What are evaluations?

Evaluations allow you to systematically and repeatedly test your agents’ accuracy and latency on a set of predefined test cases. This is particularly important when developing agents which can query data, since it ensures the agent is accessing and interpreting data correctly.

The SQL Evaluations for Data Products article includes details on how to create high-quality evaluation cases related to a specific Data Product. Those cases can be used to evaluate any agent with the SQL execution tool.

Central Evaluations

To easily create and manage evaluation runs across all your agents and Data Products, navigate to the “Central Evaluations” section of the Data Products tab in your Alation instance. Accessing the Central Evaluations Page from the Data Product details page.

Creating an evaluation run

To run evaluation, first select an agent which has the SQL execution tool attached. Select agent for evaluation Selecting a SQL-compatible agent to run the evaluation on.

Next, select the test cases you want to run the evaluation on. These cases are obtained from Data Products for which the user is an admin. These can be filtered by Data Product, searched by the case input, and selected individually to customize the evaluation run. Select test cases for evaluation Selecting test cases to include in the evaluation run.

Then, configure any input parameters required by the agent. The message and data_product_id parameters will be populated by each case. Configure input parameters for evaluation Configuring input parameters for the evaluation run.

Finally, a pre-flight authorization check will verify that the user has data access configured. If the check fails, you can click on the data product name to navigate to the data product details page and configure access.
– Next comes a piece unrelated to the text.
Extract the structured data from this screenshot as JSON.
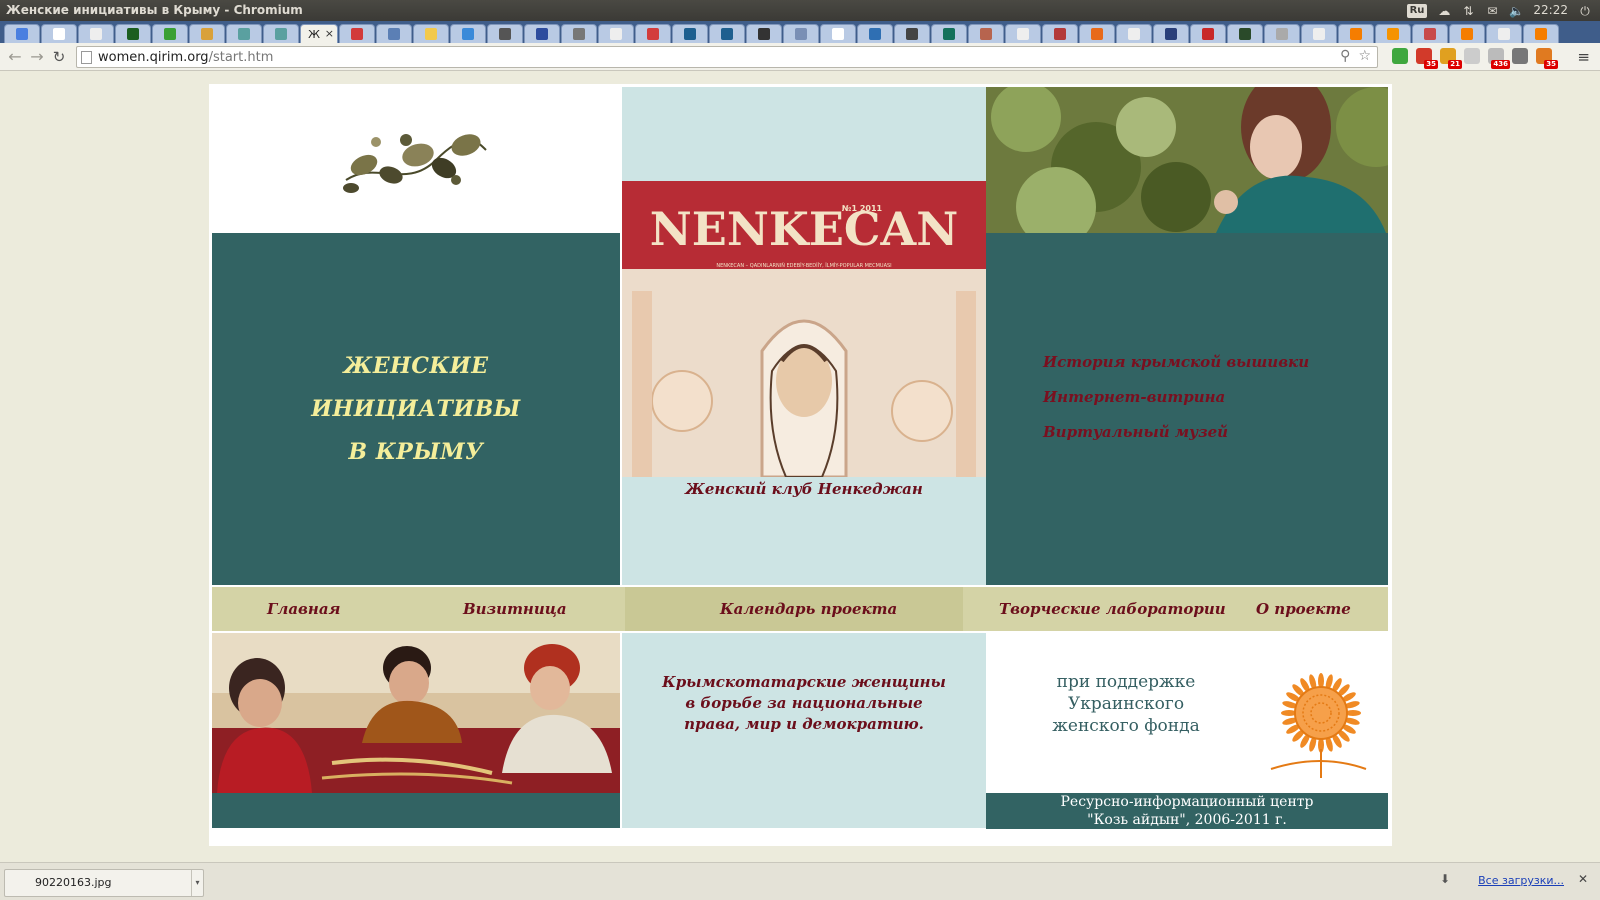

Pre-flight authorization check before running the evaluation.

Multiple evaluations can be created and run at the same time, regardless of the agent or cases selected.

Evaluation results

A user can see all evaluation runs on data products for which they are an admin. If an evaluation run covers multiple data products, the user must be an admin on all of them to see the run. This allows multiple admins to review run history and collaboratively iterate on improving agent accuracy and performance. Evaluation run history History of evaluation runs for a specific data product.
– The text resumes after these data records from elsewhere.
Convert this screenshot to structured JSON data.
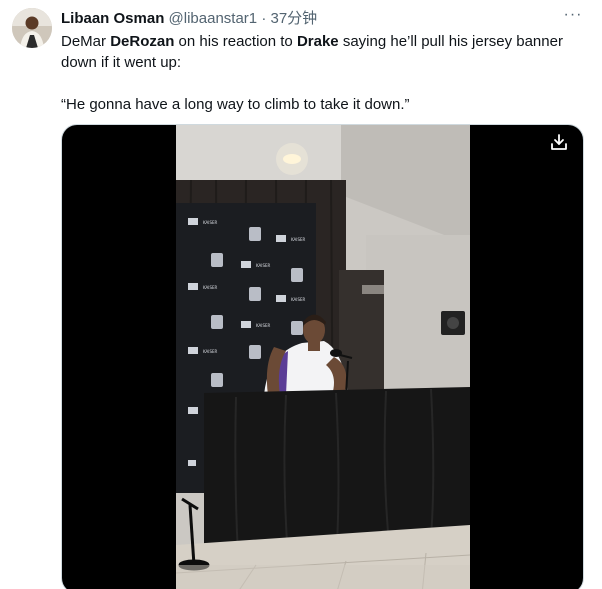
{
  "tweet": {
    "author": {
      "display_name": "Libaan Osman",
      "handle": "@libaanstar1",
      "separator": "·",
      "time": "37分钟"
    },
    "text": {
      "p1_a": "DeMar ",
      "p1_b": "DeRozan",
      "p1_c": " on his reaction to ",
      "p1_d": "Drake",
      "p1_e": " saying he’ll pull his jersey banner down if it went up:",
      "quote": "“He gonna have a long way to climb to take it down.”"
    },
    "more_label": "···"
  },
  "media": {
    "type": "video",
    "download_icon": "download-icon",
    "backdrop": {
      "brand": "Kings",
      "sponsor_line1": "KAISER",
      "sponsor_line2": "PERMANENTE."
    }
  },
  "colors": {
    "text_primary": "#0f1419",
    "text_secondary": "#536471",
    "media_bg": "#000000"
  }
}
Detailed results for each run are accessible by clicking into the run from the history page. The results page includes the number of cases, the pass rate, and the average time to complete the chat for all cases.

Detailed evaluation run results Detailed results for an evaluation run, including pass/fail status for each case and execution time.

Each case includes a reason for why it passed or failed, which can be used to identify areas for improvement. The flowchart for how cases are scored is included in the SQL Evaluations for Data Products article.